From Scrooge to Daddy Warbucks: Personal Memories of Albert Finney

The only time I actually met Albert Finney, I was wearing an enormous cartwheel hat and chalk-white face paint and he was being propositioned by a stripper. Full disclosure, we were on the set of the period film Washington Square (1997); it was my first time working on a movie. I’d bluffed my way into a union voucher by lying about my years of dance training. It was utterly worth the deception, though, because not only was I working, I was mere feet away from this man I’d long worshipped on screen.

My adoration, however, was interrupted by this other background artist, which is the nice name for extras (far kinder than “breathing furniture”) who sashayed over while the next shot was set up. She wanted to let Mr. Finney and anyone else in the vicinity know where she’d be working the pole later that evening and invite him to stop on by for a dance. He was as polite and respectful in his decline as if she’d asked him to please read her screenplay.

Not that I expected any less. I hadn’t yet spent enough time on movie sets to know that star behavior was often less than twinkly, especially toward those whose ranks were non-celestial, but his kindness elevated him even further in my estimation. I’d admired him in many roles, from Barry Lyndon (1975) to Erin Brockovich (2000) to Big Fish (2003), but two musicals made defining memories for me: Scrooge (1970) and Annie (1982).

Scrooge is hard to find on TV now. People usually think you mean the Bill Murray one, and when you say, “No, the one with Albert Finney,” they look at you oddly. It only airs a couple of times during the holiday season, usually at 3:30 a.m. or a similarly dismal viewing time. I finally broke down and bought it on DVD because I got tired of stalking it on late-night cable. When I was growing up, my mom used to bring our small black-and-white TV downstairs so we could watch the movie while we decorated our tree.

While the Tinsel Wars raged between my parents (Mom was a placer and Dad was a thrower, which really summed up the marital situation right there), Albert Finney transported us to a magical, musical world of holiday redemption. He moved through Scrooge’s story effortlessly, the older, grizzled Ebenezer just as believable as the youthful and, it must be said, hot one. It became my defining interpretation of A Christmas Carol, the one I insist on watching annually, singing along while my children cringe next to me.
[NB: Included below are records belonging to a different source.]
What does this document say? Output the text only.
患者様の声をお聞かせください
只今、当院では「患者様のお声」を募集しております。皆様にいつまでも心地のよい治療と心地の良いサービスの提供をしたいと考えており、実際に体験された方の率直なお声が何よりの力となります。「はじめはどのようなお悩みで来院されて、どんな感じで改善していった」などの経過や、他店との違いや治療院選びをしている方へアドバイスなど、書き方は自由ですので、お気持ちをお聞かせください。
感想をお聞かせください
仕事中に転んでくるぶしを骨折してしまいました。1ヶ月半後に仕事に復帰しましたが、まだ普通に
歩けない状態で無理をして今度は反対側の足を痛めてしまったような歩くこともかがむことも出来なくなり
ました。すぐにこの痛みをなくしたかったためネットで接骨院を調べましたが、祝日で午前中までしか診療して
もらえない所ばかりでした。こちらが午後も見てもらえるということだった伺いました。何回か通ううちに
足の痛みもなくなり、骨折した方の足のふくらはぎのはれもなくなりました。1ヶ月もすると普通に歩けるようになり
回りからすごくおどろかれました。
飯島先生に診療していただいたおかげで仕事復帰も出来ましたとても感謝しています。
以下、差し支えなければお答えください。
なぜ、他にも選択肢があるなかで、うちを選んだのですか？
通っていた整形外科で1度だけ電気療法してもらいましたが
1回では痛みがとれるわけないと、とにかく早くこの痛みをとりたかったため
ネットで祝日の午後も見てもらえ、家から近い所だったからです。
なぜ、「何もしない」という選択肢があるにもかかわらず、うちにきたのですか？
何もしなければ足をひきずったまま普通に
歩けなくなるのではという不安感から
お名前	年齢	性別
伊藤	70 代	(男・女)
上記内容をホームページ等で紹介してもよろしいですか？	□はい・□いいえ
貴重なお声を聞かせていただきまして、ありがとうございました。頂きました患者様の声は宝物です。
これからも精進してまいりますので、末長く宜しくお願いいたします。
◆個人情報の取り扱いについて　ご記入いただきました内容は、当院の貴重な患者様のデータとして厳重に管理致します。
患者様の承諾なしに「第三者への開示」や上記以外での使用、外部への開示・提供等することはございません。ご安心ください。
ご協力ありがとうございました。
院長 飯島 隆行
I sang along to Annie before I ever saw the movie; we had the record of the original cast album and I knew the words to every one of the songs. I knew Finney as Scrooge, so I was less than completely sold on him as Daddy Warbucks, but I decided that I was willing to suspend judgment. The movie was bright, colorful, and featured an incredible cast — even as a kid, I could appreciate Carol Burnett, and Ann Reinking was the embodiment of cool grace — but it wasn’t life-changing. At least, not directly.

My sister, Michell, was a kid in a Catholic orphanage when she first saw Annie. If it seems like maybe an odd choice for the nuns to take kids to see this fairytale of an adoption fantasy — I see your point. But Michell loved it. She was plucky, resilient, and resourceful like Annie. She had freckles and reddish hair. So what if she was already a teenager? If it could happen for that kid, why not for her? Not long afterward, her social worker brought her to meet us at an open-air summer theater. The show they were performing was Annie. Michell saw it as a sign that her story was about to change.

She watched it every time it was on TV; later, of course, she bought it on VHS and then DVD. She watched it when she hadn’t seen it for a while, or when she felt nostalgic, or just when she needed a lift. She loved its message of relentless optimism and inevitable belonging. She was, ultimately, adopted herself and I think she liked reflecting on how far she’d come — her own Annie-style triumph.

My first movie, my holiday stand-by, my sister’s manifesto — how unlikely for those connections to all stem from one man’s work. He didn’t know me, and I didn’t have any deep personal connection to him, but those movies were significant for me. I think art that creates heartfelt meaning becomes a record — a way of living on through what we receive from the creation. As a former actor myself, I like to believe that Mr. Finney, who died on Feb. 7, would appreciate what Scrooge and Annie gave us: memories built around his efforts, hope when it was occasionally in short supply, and a living example of keeping it classy. To my way of thinking, that’s a pretty magnificent legacy.